Domestic production of wasabi is on a path of continuous decline as of 2022, with the warming climate being cited as a reason. According to China Central Television, Japan produced 1,900 metric tons of wasabi in 2022.

=== China ===
China mostly produces wasabi in the hilly Yunnan province. As of 2023, the leafstalk is worth CNY 3500 per metric ton and the rhizome is worth CNY 20000 per metric ton. There is an estimated 10,000 mu (equivalent to 667 hectares) of wasabi fields in China in 2023, roughly one-third of the global wasabi field area. One company in particular runs 134 hectares of fields and exported over 2,000 metric tons of products in 2017.

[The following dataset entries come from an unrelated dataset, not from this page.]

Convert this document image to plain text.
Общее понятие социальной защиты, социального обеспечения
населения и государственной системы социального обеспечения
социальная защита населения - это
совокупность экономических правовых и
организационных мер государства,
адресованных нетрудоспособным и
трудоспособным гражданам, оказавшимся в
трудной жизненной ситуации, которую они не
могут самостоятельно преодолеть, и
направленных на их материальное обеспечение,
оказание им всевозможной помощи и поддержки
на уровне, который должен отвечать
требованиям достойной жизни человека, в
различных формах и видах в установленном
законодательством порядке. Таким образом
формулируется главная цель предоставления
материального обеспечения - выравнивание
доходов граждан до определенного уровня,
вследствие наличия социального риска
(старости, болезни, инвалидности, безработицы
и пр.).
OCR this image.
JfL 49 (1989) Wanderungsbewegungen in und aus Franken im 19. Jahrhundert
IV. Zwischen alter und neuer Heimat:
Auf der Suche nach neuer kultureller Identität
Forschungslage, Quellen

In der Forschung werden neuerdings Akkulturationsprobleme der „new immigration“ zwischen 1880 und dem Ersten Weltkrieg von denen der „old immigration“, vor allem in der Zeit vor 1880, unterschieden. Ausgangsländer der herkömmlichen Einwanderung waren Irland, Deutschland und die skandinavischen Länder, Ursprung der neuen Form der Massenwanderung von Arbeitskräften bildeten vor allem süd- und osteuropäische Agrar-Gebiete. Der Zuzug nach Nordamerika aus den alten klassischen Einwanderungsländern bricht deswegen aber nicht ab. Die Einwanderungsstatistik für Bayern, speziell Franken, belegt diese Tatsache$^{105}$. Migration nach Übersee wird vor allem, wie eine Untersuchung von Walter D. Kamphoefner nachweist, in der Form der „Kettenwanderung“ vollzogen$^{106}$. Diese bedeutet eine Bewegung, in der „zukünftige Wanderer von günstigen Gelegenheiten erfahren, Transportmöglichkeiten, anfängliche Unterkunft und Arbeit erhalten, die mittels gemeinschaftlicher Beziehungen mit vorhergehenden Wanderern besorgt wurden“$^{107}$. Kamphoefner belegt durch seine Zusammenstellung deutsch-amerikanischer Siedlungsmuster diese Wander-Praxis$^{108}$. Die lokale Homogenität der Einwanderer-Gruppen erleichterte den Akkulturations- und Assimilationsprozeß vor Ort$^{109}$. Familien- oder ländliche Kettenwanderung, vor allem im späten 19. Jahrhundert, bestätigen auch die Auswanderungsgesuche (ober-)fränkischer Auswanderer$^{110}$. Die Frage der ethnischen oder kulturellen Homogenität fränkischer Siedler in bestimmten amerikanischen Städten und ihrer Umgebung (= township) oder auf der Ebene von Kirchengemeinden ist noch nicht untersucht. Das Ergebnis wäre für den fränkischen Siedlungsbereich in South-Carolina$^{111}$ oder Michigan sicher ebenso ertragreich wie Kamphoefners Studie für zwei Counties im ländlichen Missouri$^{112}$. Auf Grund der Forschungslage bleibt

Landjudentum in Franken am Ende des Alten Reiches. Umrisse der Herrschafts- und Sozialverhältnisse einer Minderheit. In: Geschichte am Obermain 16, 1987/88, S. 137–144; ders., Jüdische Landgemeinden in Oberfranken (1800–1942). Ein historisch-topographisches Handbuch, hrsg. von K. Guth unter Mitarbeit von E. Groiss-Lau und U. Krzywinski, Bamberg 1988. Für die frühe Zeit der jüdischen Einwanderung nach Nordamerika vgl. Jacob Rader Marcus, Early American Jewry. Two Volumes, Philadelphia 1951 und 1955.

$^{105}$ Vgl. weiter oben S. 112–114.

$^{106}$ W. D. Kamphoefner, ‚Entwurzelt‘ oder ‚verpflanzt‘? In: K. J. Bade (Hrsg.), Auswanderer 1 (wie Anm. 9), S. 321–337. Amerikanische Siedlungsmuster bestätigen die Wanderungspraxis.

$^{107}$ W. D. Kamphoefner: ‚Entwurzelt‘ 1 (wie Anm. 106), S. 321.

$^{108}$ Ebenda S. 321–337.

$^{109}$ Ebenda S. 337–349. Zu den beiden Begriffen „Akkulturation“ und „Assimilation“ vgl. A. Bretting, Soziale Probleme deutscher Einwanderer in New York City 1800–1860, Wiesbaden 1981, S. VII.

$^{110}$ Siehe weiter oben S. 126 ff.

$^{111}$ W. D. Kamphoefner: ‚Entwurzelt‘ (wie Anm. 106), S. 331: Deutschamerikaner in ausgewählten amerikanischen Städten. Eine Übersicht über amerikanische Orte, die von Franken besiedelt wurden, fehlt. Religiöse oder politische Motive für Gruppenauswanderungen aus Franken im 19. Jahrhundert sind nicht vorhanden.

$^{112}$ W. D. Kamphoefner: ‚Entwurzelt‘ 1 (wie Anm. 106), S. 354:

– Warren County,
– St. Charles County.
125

It is unclear what the total annual wasabi output of China is, nor the exact breakdown of water vs field wasabi. The Japanese ASUTA company grows water wasabi in Yunnan.

=== Other locations ===
In North America, wasabi is cultivated by a handful of small farmers and companies in the rain forests on the coast of Western Canada, the Oregon Coast, and in areas of the Blue Ridge Mountains in North Carolina and Tennessee. In Europe, wasabi is grown commercially in Iceland, the Netherlands, Hungary, and the UK.